Another important quality of the pulse is its hardness or compressibility. The hard pulse ordinarily, though not always, indicates inflammation. This hard pulse may be known by pressing pretty hard with one finger, while we observe with the others whether we arrest or abolish the pulse.
A pulse is said to be full or large if it is felt to strike a large portion of the finger; other departures from the normal standard are spoken of as soft, quick, or sharp, throbbing, bounding, thready, wiry, flickering, &c.
OF THE TEMPERATURE.
The normal standard of the temperature of a healthy person is 98.4°. There is some variation, and indeed a daily cycle of variations, so that in the morning it is 99 or at least 98½ and in the evening 97½, but the range is small, and if the variation is more than that, it is indicative of disease. There is only a deviation of about 15° within which life can be sustained; a temperature of more than 107° or less than 93° will almost certainly prove fatal.
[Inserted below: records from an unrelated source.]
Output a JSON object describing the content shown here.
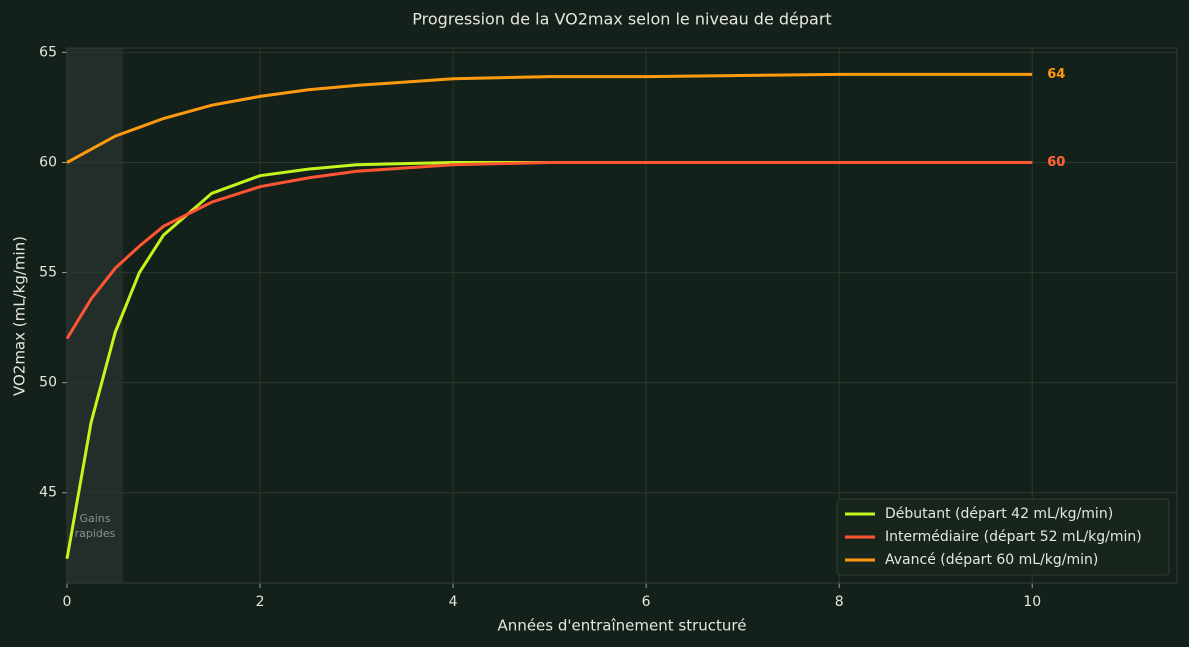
{
  "chart_data": {
    "type": "line",
    "title": "Progression de la VO2max selon le niveau de départ",
    "x_label": "Années d'entraînement structuré",
    "y_label": "VO2max (mL/kg/min)",
    "x": [
      0,
      0.25,
      0.5,
      0.75,
      1,
      1.5,
      2,
      2.5,
      3,
      4,
      5,
      6,
      8,
      10
    ],
    "series": [
      {
        "name": "Débutant (départ 42 mL/kg/min)",
        "color": "#c4f51c",
        "end_label": 60,
        "values": [
          42,
          48.2,
          52.3,
          55.0,
          56.7,
          58.6,
          59.4,
          59.7,
          59.9,
          60.0,
          60,
          60,
          60,
          60
        ]
      },
      {
        "name": "Intermédiaire (départ 52 mL/kg/min)",
        "color": "#ff5533",
        "end_label": 60,
        "values": [
          52,
          53.8,
          55.2,
          56.2,
          57.1,
          58.2,
          58.9,
          59.3,
          59.6,
          59.9,
          60.0,
          60.0,
          60,
          60
        ]
      },
      {
        "name": "Avancé (départ 60 mL/kg/min)",
        "color": "#ff9a10",
        "end_label": 64,
        "values": [
          60,
          60.6,
          61.2,
          61.6,
          62.0,
          62.6,
          63.0,
          63.3,
          63.5,
          63.8,
          63.9,
          63.9,
          64.0,
          64
        ]
      }
    ],
    "highlight": {
      "x": [
        0,
        0.58
      ],
      "label_lines": [
        "Gains",
        "rapides"
      ]
    },
    "xlim": [
      0,
      11.5
    ],
    "ylim": [
      40.9,
      65.2
    ],
    "xticks": [
      0,
      2,
      4,
      6,
      8,
      10
    ],
    "yticks": [
      45,
      50,
      55,
      60,
      65
    ],
    "grid": true,
    "legend": "lower right"
  }
}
Every mother who can, as well as every nurse, ought to own a clinical thermometer, as thereby she may detect the beginning of a disorder before there are other marked signs of indisposition. She should use it upon the first suspicion of a departure from health and frequently afterwards, until she knows that the temperature is normal. An increase, especially if beginning each day a little earlier, is a bad indication; a decrease from a high temperature each day is a sign of improvement. In pneumonia and generally in such disorders as are initiated with a chill, the rise is sudden and rapid.
In typhoid and some other fevers, the elevation is slight at first and gradually rises. The exacerbations and remissions or other deviations can only be recognized by taking the temperature frequently, and it should be taken at the same hour each day to exhibit the cycle of changes.
An irregularity of temperature in the course of a disease that has a regular type may indicate a complication, or it may depend upon local causes, such as constipation, bad air, &c. The decline of fever and of temperature may be gradual, or it may drop to a steady normal within a few hours.
Before using the thermometer the index must be thrown down to a point below the normal. Hold it with the bulb down and shake till it falls sufficiently.
The part (the axilla) should not have been exposed for washing for at least half an hour before taking the temperature, and it is a good precaution to keep the axilla (or mouth) closed for ten minutes before putting the bulb of the thermometer into it, and a little time may be saved by slightly warming the bulb in the hand before its introduction. If we are careful and see that the axilla is first dried from perspiration, and that the clothing is not in the way, and that the thermometer is held firmly in position a sufficient time, we may get a correct axillary temperature, unless in a very emaciated person. If taken in the mouth the lips must be closed during the process.
The rectum gives the most reliable temperature, and this method is employed for infants. The thermometer should be oiled and introduced for about two inches. Unless the presence of feces prevent, the thermometer will be half a degree higher than if taken in the axilla. It will sometimes take ten minutes or more to obtain the temperature, but some thermometers will do the work in less than five minutes.